Nicht, weil Johann Sebastian Bach gleichauf liegt mit den Rolling Stones (je sechs Nennungen). Sondern, weil offensichtlich Amoklaufende PR-Berater ihre Finger im Spiel hatten. Ich möchte nicht in einem Land leben, in dem 63-jährige CDU-Abgeordnete Olly Murs‘ "Right Place, Right Time" zu ihrem absoluten Lieblingsalbum erklären.

Es bleibt wieder alles anders

In dem bayerische CSU-Landwirte namens Artur Auernhammer (52) sich zu "Rock Or Bust" von AC/DC bekennen und Thomas Feist (50) von der CDU zu "No Protection" von Massive Attack V. Mad Professor. In dem ein CSUler wie Alexander Hoffmann sagt, er sei leidenschaftlicher Grönemeyer-Fan "trotz, aber auch gerade wegen seiner systemkritischen Texte". Was ist da los?
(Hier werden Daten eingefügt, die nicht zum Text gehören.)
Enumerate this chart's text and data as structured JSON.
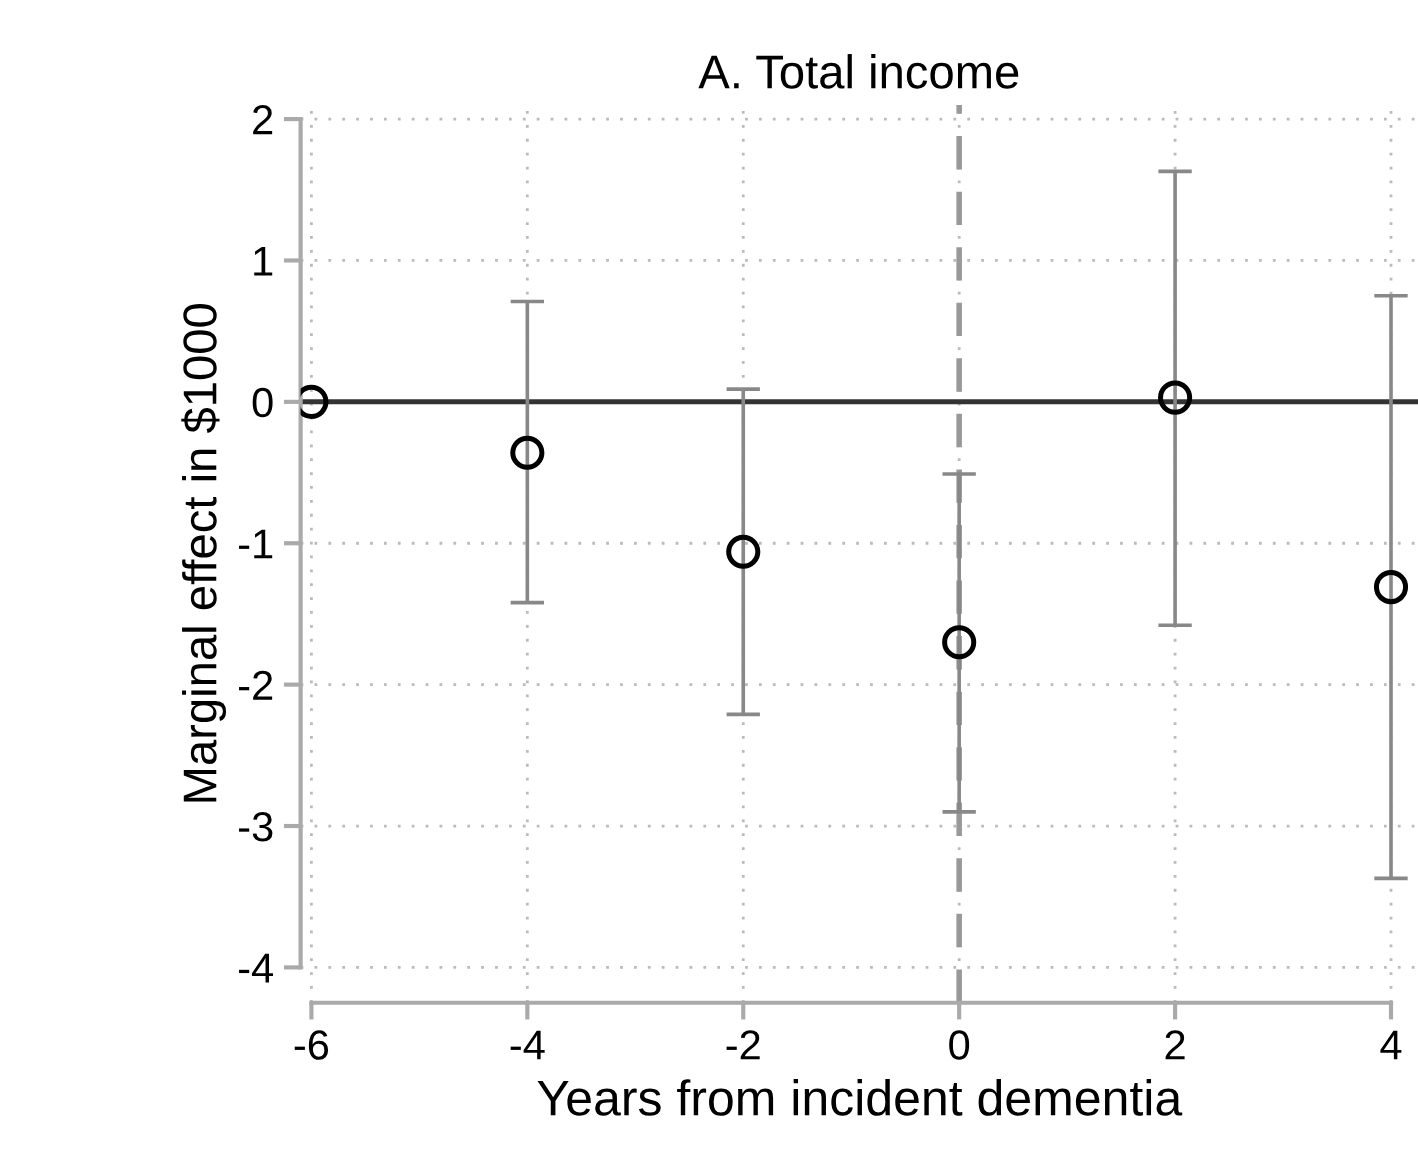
{
  "chart_data": {
    "type": "scatter",
    "title": "A. Total income",
    "xlabel": "Years from incident dementia",
    "ylabel": "Marginal effect in $1000",
    "x": [
      -6,
      -4,
      -2,
      0,
      2,
      4
    ],
    "series": [
      {
        "color": "#000000",
        "values": [
          0,
          -0.36,
          -1.06,
          -1.7,
          0.03,
          -1.31
        ],
        "errors": [
          null,
          [
            -1.42,
            0.71
          ],
          [
            -2.21,
            0.09
          ],
          [
            -2.9,
            -0.51
          ],
          [
            -1.58,
            1.63
          ],
          [
            -3.37,
            0.75
          ]
        ]
      }
    ],
    "xlim": [
      -6.1,
      4.25
    ],
    "ylim": [
      -4.25,
      2.1
    ],
    "xticks": [
      -6,
      -4,
      -2,
      0,
      2,
      4
    ],
    "yticks": [
      -4,
      -3,
      -2,
      -1,
      0,
      1,
      2
    ],
    "grid": true,
    "marker": "circle",
    "ref_lines": [
      {
        "axis": "y",
        "value": 0,
        "color": "#333333",
        "line_style": "solid"
      },
      {
        "axis": "x",
        "value": 0,
        "color": "#999999",
        "line_style": "dashed"
      }
    ]
  }
}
Zu viel Coolnesswasser getrunken? Kann nicht mal irgendwas wie früher bleiben?

Die Grünen hören Leonard Cohen und heimlich Helene Fischer. Die SPD hört Hannes Wader und heimlich Grönemeyers "Kinder an die Macht". Die FDP hört "Zehn nackte Friseusen" von Mickie Krause und "Hoch auf dem gelben Wagen" von Walter Scheel. Die CDU hört James Last und Andrea Berg. Und die AfD hört gar keine Musik, weil sie den Knopf nicht findet.

Gregor Gysi tanzt aus der Reihe

Immerhin – bei der Linken ist die Welt noch im Lot: Sahra Wagenknecht mag Georges Moustaki und Katja Kipping "Imagine" von John Lennon, weil er über "das Einfache, das schwer zu machen ist, singt: ein glückliches Leben jenseits des Kapitalismus". Bingo!

Gregor Gysi allerdings tanzt wieder aus der Reihe und mag "Kuschelklassik und Jazz, mit dem man Frauen gewinnt". Bitte? Jazz, mit dem man Frauen gewinnt? Hatˇs das je gegeben? Ist das nicht wie eine Pfeifensammlung, mit der man Frauen gewinnt?

Das Laudanum der Landbevölkerung

Ich möchte nicht, dass Marteria im Bundestag eine Rolle spielt. Oder die Red Hot Chili Peppers. Oder Lady Gaga. Es ist ein verstörender Gedanke, dass Politiker die gleiche Musik hören wie normale Menschen. Es könnte damit zusammenhängen, dass Politiker normale Menschen sind.

Beim Versuch, diesen Gedanken zu verarbeiten, habe ich mir soeben das Gehirn gebrochen. Ich muss jetzt dringend Slayer hören. Kalifornische Soziologen haben herausgefunden, dass Menschen, die mit Heavy Metal aufgewachsen sind, heute signifikant ruhiger und glücklicher sind als andere Gleichaltrige. Heavy Metal – das Laudanum der Landbevölkerung.

Hätten die AfD-Jungs damals mal bloß mehr Motörhead gehört. Schönes Wochenende!